In this news, we discuss the COVID-19 pandemic deals body blow to quant models, study shows.
LONDON (Reuters) – The coronavirus pandemic has taken a heavy blow to the style of investing based on a quantitative model, with the majority of companies using such strategies having a negative impact, a Refinitiv study has found.
In a report, financial data provider Refinitiv said 72% of those investors had been affected by the pandemic. About 12% declared their models obsolete and 15% were building new ones.
Machine learning refers to the use of complex mathematical models and algorithms based on historical data in order to make predictions without being explicitly programmed to do so.
While these auto-powered models have been successful in the past, with historical correlations between different asset classes held firm, they have suffered in the aftermath of the pandemic as those links were severed.
These quantitative models have also suffered in 2020, as the amount and complexity of inputs that go into these algorithms to generate trading signals has exploded in recent years.
“COVID-19 presented a significant shift in most market dynamics and many institutions would have had to revisit much of the models they had in order to cope with extreme market events,” said Amanda West , Global Head of Refinitiv Laboratories at Refinitiv.

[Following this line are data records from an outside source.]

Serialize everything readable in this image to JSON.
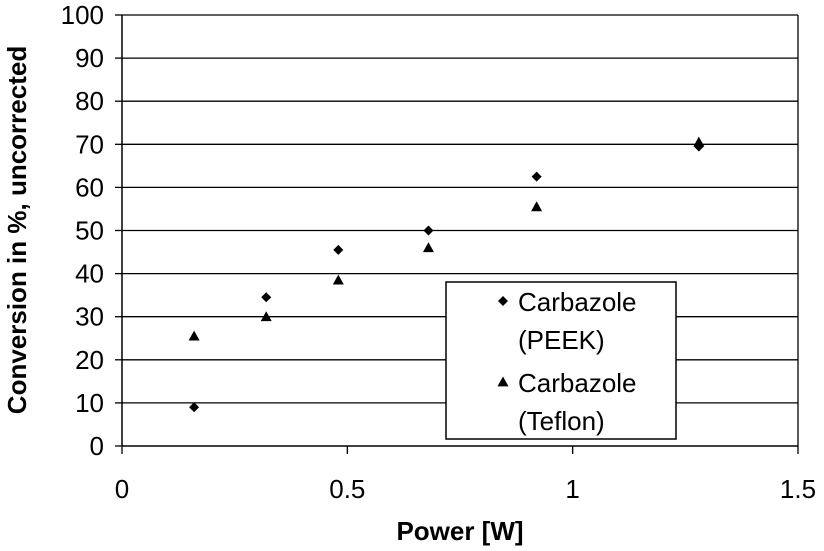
{
  "chart_data": {
    "type": "scatter",
    "title": "",
    "xlabel": "Power [W]",
    "ylabel": "Conversion in %, uncorrected",
    "xlim": [
      0,
      1.5
    ],
    "ylim": [
      0,
      100
    ],
    "xticks": [
      0,
      0.5,
      1,
      1.5
    ],
    "xtick_labels": [
      "0",
      "0.5",
      "1",
      "1.5"
    ],
    "yticks": [
      0,
      10,
      20,
      30,
      40,
      50,
      60,
      70,
      80,
      90,
      100
    ],
    "ytick_labels": [
      "0",
      "10",
      "20",
      "30",
      "40",
      "50",
      "60",
      "70",
      "80",
      "90",
      "100"
    ],
    "grid": "horizontal",
    "legend_position": "bottom-right",
    "series": [
      {
        "name": "Carbazole (PEEK)",
        "legend_lines": [
          "Carbazole",
          "(PEEK)"
        ],
        "marker": "diamond",
        "x": [
          0.16,
          0.32,
          0.48,
          0.68,
          0.92,
          1.28
        ],
        "y": [
          9,
          34.5,
          45.5,
          50,
          62.5,
          69.5
        ]
      },
      {
        "name": "Carbazole (Teflon)",
        "legend_lines": [
          "Carbazole",
          "(Teflon)"
        ],
        "marker": "triangle",
        "x": [
          0.16,
          0.32,
          0.48,
          0.68,
          0.92,
          1.28
        ],
        "y": [
          25.5,
          30,
          38.5,
          46,
          55.5,
          70.5
        ]
      }
    ],
    "colors": {
      "marker": "#000000",
      "grid": "#000000",
      "background": "#ffffff"
    }
  }
}
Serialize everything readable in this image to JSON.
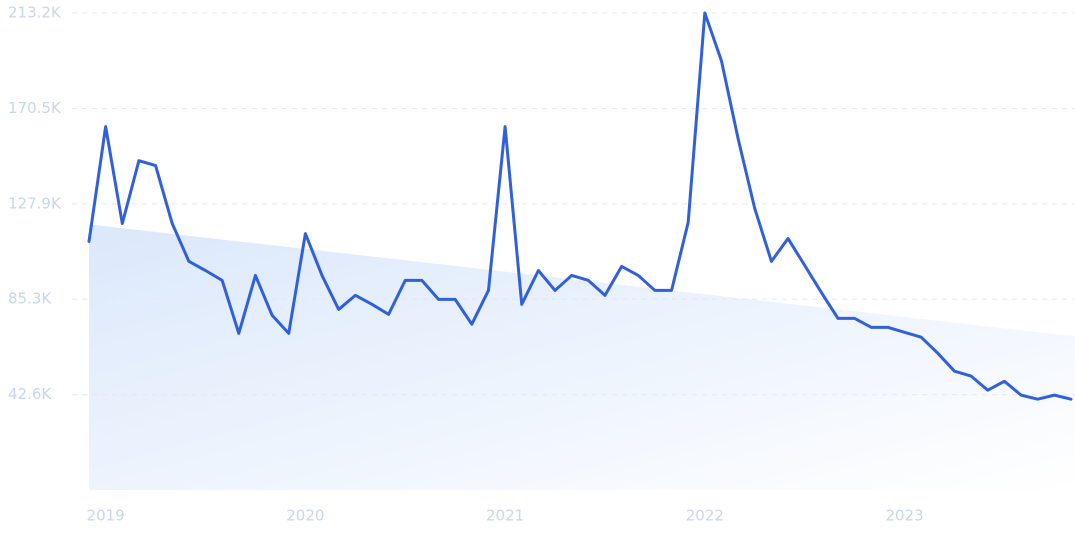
{
  "chart_data": {
    "type": "line",
    "categories": [
      null,
      "2019",
      null,
      null,
      null,
      null,
      null,
      null,
      null,
      null,
      null,
      null,
      null,
      "2020",
      null,
      null,
      null,
      null,
      null,
      null,
      null,
      null,
      null,
      null,
      null,
      "2021",
      null,
      null,
      null,
      null,
      null,
      null,
      null,
      null,
      null,
      null,
      null,
      "2022",
      null,
      null,
      null,
      null,
      null,
      null,
      null,
      null,
      null,
      null,
      null,
      "2023",
      null,
      null,
      null,
      null,
      null,
      null,
      null,
      null,
      null,
      null
    ],
    "values": [
      111100,
      162400,
      119100,
      147200,
      145000,
      119100,
      102200,
      98100,
      93700,
      70000,
      95900,
      78100,
      70000,
      114600,
      95900,
      80700,
      87000,
      83000,
      78500,
      93700,
      93700,
      85200,
      85200,
      74100,
      89200,
      162400,
      83000,
      98100,
      89200,
      95900,
      93700,
      87000,
      99900,
      95900,
      89200,
      89200,
      119600,
      213200,
      191800,
      157000,
      125800,
      102200,
      112400,
      100400,
      88300,
      76700,
      76700,
      72700,
      72700,
      70500,
      68300,
      61100,
      53100,
      50900,
      44600,
      48600,
      42400,
      40600,
      42400,
      40600
    ],
    "color": "#3060de",
    "trend": {
      "values": [
        118700,
        68700
      ],
      "color": "#dbe8fb"
    },
    "ylim": [
      0,
      213200
    ],
    "yticks": [
      {
        "value": 42600,
        "label": "42.6K"
      },
      {
        "value": 85300,
        "label": "85.3K"
      },
      {
        "value": 127900,
        "label": "127.9K"
      },
      {
        "value": 170500,
        "label": "170.5K"
      },
      {
        "value": 213200,
        "label": "213.2K"
      }
    ],
    "grid": true
  }
}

A majority of respondents said the main areas of focus over the next two years in data strategy will be to extract more value from data and accelerate processing speed. The average size of data science teams in companies has more than tripled, from 2.7 in 2018 to 7.1 in 2020, according to the study.
The survey was conducted through 423 telephone interviews with senior executives and data science practitioners at various financial services companies between June 29 and August 14, 2020.
Machine learning has long been the mainstay of deep-pocket hedge funds, which have combined complex algorithmic strategies with financial data to make big bets in the markets.
But the coronavirus pandemic has accelerated the adoption of new technologies in the financial sector, although the lack of quality data will be the main distinguishing factor between companies in the years to come.
The number of companies that only use unstructured data climbed to 17% in 2020 from 2% in 2018, while only 3% of companies surveyed said they did not use alternative data sources compared to 30% in 2018.
“Those who have instituted careful data governance processes are much more likely to be successful in this game than those who haven’t because trash is trash in the world of machine modeling,” he said. declared Refinitiv’s West.
Reporting by Saikat Chatterjee; Edited by Hugh Lawson
Original © Thomson Reuters
Originally posted 2020-10-25 18:56:10.